Is there anything that you would suggest doing for the person with Alzheimer’s to sort of make things a little easier on them?
Initially there’s a lot of I think just unawareness because to them, they seem fine initially, and they’re not aware. If someone’s aware of their memory loss…there’s this thing called pseudodementia. It looks like dementia, but it’s not. And that presents as depression. So someone who’s very depressed may be forgetful and may look like they have dementia. I had one patient that was working nights and presented to my clinic very, very forgetful, and once they switched shifts, they were able to sort of regain some of their memory. And, in fact, they weren’t demented at all, they just had swing-shift – you know, worker’s syndrome.
But in order to make life easier, I think we have to go down to the basics. You have to keep a routine. You have to make life very relaxed for the patient. I think when we talk about respite, one of the things that sometimes families do is they split the care. So grandma spends Monday-Friday with daughter A and then the weekends with daughter B. Then in the summer, when both daughters are away, [grandma] goes to the son’s house, you know, in another part of town. That’s very confusing for the patients, and as they decline in function, they may not be able to tolerate all these changes. So it may be that the patient needs to stay put in the same household, and the children need to come and take care of the patient there, instead of moving the patient. So making it convenient and easy for the patient as opposed to the caregiver, sometimes, is the key.
Have you found there to be any correlation between other diseases and developing Alzheimer’s?
Sometimes people think that it may be associated with things like diabetes, high blood pressure, cardiovascular illnesses. But those tend to be more associated with the cardiovascular dementias – strokes and so forth like we talked about before are more associated a different kind of dementia. There are other types of dementia, for instance, Lewy Body dementia, which presents more like a parkinsonian type with movement disorders and so forth. There’s frontaltemporal dementia (FTD), which again, is a different type of dementia and has different presenting symptoms. FTD may be associated with hallucinations and so forth. So again that’s why you need to go to a geriatric assessment clinic and have a full in-depth evaluation, which often times takes 3-4 hours. You’re going through the patient’s medications, recent blood work – including thyroid function tests, exposures to toxins or vitamin deficiencies that may present with memory impairment, so going to a full-assessment clinic is key.
Do you think we’ll see a cure for this in the near future?
You know, there are a lot of people working on this – working on diagnoses and treatment.

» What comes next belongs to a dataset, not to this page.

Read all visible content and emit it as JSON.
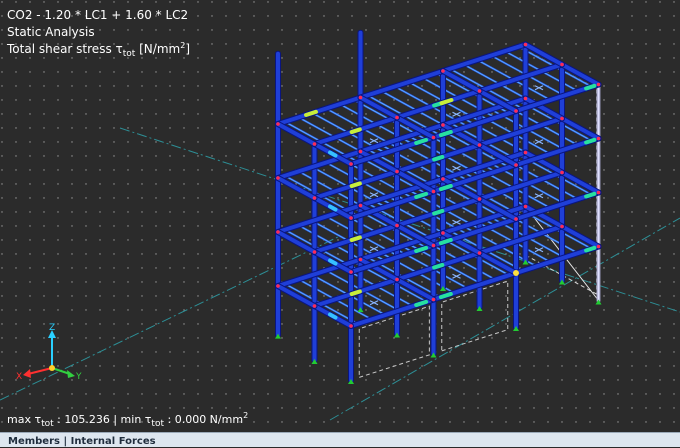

Hopefully, we’ll have a cure in the future. I think we need to remain optimistic and at this point, remember that there are things that we can do to prevent the progression and try to treat the patients as they progress with diginity and love – which I think is the most important part. It is a disease that takes away your dignity and takes away your [inaudible]. So I think it’s really an illness that is very sad, not only for the patient but the family members that are watching the patient fail. So hopefully. We need to stay positive and work together to create future successes and hopefully a cure.
Any final points you would like to add?
Especially when talking about Latinos with this illness, there are two points that I wanted to make. One is that, as Latinos, we often take on the role of providers and managers of our household, so if we are the ones affected by the illness, it’s often evident when the household starts to fail – when those gears are not working in unison like they used to. Often times husbands and sons have a hard time sort of taking over, so now that we’re seeing more men involved with the household duties, I’m hoping that will be an easier transition when their loved women may be affected.
And at the same time, if the Latinas end up being the caregiver, they spend a lot of time taking care of the household duties as well as the patient. It’s a full-time job, and now that more Latinas are in the workforce, it creates a bit of a struggle to keep things going. I think a lot of us end up having a lot of guilt issues because we feel like we need to be at home, but we’re also trying to earn a paycheck and raise a family at the same time that our loved ones are suffering. So I think support groups are a wonderful thing.
The other thing we didn’t talk about is the idea of daycares – adult day healthcare or respite care. Again I think our communities tend not to use those as much, I don’t know why. Maybe it’s a feeling of, you know, we can do it ourselves. But those programs are there to help and create respite to the caregiver so that the patient can stay at home longer. Often times those programs are paid for by Medicaid or, in California, MediCal. So if a patient qualifies, it something to be taken advantage of and used.